(Photo Credit: University of Mississippi Medical Center)
During the 2023 legislative session, Mississippi lawmakers passed a bill to restrict gender transitioning services to minors.
The University of Mississippi Medical Center (UMMC) opened the TEAM Clinic in September of 2019. TEAM serves as the clinical arm of the UMMC Center for Gender and Sexual Minority Health. TEAM operates every first Friday of the month for a half day. It is by appointment only.
The clinic offers primary care, “gender-affirmative” medicine, HIV/STD screening and treatment as well as behavioral health services and surgical referrals for adults. It is modeled after the Fenway Institute in Boston, Massachusetts. The institute was designed to address barriers encountered by the LGBTQ community when accessing healthcare.
In the most recent Joint Legislative Committee on Performance Evaluation and Expenditure Review, or PEER report, the committee reviewed clinic practices. The PEER Committee is composed of seven members of the House of Representatives appointed by the Speaker of the House and seven members of the Senate appointed by the Lieutenant Governor.
The PEER report concluded that because the clinic only has limited operations and treats a small portion of individuals, UMMC could consider integrating services provided by TEAM Clinic back into the regular care setting.
If this recommendation is followed, staff who have elected to complete the training could then be provided with an LGBTQ distinction on their badge or staff profile. Patients would then be aware if seeking care from a professional with the specific distinction.
In the UMMC response to the report, Vice Chancelor Louanne Woodward thanked PEER for their professionalism in the review.
“UMMC concurs with the overview of TEAM Clinic operations provided in the brief. We will continue to operate in compliance with applicable law and regulation while working toward our goal to create a Healthier Mississippi,” wrote Woodward.
The Center for Gender and Sexual Minority Health, which established the clinic, does not have a physical location. It serves as a resource with online tools through UMMC for training and education for staff and students who provide services.
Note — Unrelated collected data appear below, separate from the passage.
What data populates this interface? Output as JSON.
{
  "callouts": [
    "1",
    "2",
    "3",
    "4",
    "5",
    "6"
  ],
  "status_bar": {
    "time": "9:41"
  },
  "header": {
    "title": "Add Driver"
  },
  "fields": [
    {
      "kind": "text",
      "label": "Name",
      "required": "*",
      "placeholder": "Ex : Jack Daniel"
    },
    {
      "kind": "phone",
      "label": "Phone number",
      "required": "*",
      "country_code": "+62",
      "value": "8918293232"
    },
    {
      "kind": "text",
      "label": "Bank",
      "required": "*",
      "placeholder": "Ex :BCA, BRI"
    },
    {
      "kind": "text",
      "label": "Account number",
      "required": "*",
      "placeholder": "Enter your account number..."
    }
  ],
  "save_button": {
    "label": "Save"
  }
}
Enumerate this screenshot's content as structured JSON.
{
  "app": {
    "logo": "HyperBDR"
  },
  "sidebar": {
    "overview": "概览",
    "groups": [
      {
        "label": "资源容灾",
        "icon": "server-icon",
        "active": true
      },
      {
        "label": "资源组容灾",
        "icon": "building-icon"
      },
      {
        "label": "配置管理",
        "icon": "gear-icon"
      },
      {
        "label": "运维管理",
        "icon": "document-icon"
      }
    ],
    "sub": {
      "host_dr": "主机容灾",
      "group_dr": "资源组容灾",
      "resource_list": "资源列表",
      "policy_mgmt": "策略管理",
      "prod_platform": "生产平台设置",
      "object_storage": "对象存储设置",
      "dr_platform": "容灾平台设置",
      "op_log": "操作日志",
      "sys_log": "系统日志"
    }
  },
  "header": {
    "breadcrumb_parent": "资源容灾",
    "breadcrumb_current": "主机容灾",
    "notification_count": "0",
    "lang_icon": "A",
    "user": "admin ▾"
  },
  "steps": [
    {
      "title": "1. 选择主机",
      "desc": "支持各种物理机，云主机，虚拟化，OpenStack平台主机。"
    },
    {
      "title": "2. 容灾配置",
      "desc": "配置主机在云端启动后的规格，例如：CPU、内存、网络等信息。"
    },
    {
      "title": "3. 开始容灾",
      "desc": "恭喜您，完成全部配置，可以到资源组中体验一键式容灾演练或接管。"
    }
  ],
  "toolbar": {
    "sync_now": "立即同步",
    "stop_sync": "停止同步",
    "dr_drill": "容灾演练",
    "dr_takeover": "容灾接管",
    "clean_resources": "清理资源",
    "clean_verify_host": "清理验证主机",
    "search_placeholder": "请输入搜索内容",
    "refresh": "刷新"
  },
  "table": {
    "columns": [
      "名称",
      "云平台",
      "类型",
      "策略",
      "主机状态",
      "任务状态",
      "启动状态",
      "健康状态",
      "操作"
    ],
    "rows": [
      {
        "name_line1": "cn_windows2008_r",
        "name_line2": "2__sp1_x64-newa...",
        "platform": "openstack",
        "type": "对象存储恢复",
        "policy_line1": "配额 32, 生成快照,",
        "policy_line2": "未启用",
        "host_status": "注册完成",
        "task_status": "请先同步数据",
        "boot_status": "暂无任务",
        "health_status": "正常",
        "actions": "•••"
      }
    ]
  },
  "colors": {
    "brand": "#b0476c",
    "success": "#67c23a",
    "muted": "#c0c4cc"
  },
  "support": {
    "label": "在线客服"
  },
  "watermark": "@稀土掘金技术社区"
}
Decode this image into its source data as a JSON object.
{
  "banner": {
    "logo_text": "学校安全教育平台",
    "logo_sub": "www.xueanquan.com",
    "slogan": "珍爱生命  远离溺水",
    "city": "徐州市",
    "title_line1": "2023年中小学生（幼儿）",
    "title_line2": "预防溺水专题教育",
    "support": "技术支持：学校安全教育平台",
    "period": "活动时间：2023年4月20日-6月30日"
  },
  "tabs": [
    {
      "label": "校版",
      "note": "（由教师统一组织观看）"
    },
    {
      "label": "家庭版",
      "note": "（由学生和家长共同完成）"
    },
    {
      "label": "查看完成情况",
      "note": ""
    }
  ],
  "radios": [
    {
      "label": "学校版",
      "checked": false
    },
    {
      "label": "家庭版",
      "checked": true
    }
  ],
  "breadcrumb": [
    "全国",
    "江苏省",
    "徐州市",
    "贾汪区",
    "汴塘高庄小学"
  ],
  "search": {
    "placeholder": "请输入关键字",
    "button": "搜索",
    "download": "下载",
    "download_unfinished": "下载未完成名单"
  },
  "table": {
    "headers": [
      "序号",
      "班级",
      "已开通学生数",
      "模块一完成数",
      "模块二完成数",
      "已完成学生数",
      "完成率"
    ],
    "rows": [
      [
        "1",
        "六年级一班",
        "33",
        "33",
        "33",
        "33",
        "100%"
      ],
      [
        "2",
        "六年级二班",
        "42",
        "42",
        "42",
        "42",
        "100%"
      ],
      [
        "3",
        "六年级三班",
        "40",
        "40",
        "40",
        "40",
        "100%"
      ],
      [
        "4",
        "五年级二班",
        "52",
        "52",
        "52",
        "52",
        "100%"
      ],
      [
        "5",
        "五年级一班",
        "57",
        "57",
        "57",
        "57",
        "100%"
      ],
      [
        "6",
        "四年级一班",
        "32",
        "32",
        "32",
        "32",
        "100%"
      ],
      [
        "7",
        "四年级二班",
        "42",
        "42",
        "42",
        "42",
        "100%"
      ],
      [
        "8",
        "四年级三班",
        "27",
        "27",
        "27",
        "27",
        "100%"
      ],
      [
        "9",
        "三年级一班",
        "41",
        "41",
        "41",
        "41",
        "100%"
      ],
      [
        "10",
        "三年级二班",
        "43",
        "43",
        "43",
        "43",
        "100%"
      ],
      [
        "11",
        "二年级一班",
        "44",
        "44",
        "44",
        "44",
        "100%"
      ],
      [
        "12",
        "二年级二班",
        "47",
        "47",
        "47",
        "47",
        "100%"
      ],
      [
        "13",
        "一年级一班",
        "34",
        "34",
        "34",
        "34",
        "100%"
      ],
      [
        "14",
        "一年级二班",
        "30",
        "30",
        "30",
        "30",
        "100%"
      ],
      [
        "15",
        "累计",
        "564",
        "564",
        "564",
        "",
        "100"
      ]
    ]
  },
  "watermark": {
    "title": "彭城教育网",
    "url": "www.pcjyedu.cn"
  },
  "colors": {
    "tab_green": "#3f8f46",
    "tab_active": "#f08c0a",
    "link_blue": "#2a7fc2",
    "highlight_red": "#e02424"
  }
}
According to the report, the clinic seeks to improve the health and well-being of individuals in the LGBTQ community. When it opened, the clinic served all ages. However, as of October 7, 2022, TEAM Clinic no longer provides services to minors.
The hospital reported that any services that were being provided by the clinic to minors are now part of regular care. Data shows that the clinic served 66 individuals under 18 (before eliminating that coverage), 136 between the ages of 18 to 30 and 96 people over 30.
UMMC used a portion of a grant provided by the Women’s Foundation of Mississippi, around $40,000, in opening the clinic. Additional grant funding came from the Manning Family Fund and LGBTQ Fund of Mississippi. From FY 2020 through part of FY 2023 the clinic expenditures totaled $96,781 – roughly $25,000 annually). Support staff costs account for nearly 59% of that number.
UMMC is a beneficiary of state dollars but has indicated that those dollars are not used to fund education at the hospital, including in the TEAM Clinic.
Between FY 2020 and FY 2023 the clinic offered 221 patients gender transition services. At the time, 24% of those were minors. In addition, 99 patients received hormone therapy treatment which included testosterone and estrogen. There was $82,307 billed to the clinic for gender transition services.
New law prohibits gender transition care in minors
During the 2023 legislative session, lawmakers passed the REAP Act. The REAP Act prevents doctors in Mississippi from administering medications or surgery with the intent of aiding gender transition in someone under 18 years of age. The bill does not prohibit gender transition care for adults.
The new law considers the transition services for minors outside the medical standard of care required to maintain a medical license. A physician who provides gender transitioning care to a minor now risks having their medical license taken from him or her.
Drew Snyder, Executive Director of the Department of Medicaid, penned a letter to all managed healthcare companies outlining the state’s position on treatment for gender dysphoria.
Snyder stated that after further review, Medicaid concurred with the Florida Agency for Health Care Administration (Florida Medicaid). The decision found that medical literature does not indicate enough evidence to pursue sex reassignment as an effective treatment for gender dysphoria.
“Furthermore, Mississippi Medicaid agrees with AHCA’s view that available evidence demonstrates these treatments cause irreversible physical changes and side effects that can affect long-term health,” Snyder wrote at the time.
The PEER report indicated that because the clinic has not given care to any minors since 2022, UMMC does not believe the REAP Act will have any impact on their services. UMMC indicated that they plan to work with their attorneys to determine if clinical providers within regular care settings will be allowed to refer patients to providers outside of the state for such matters or if that is a violation of state law.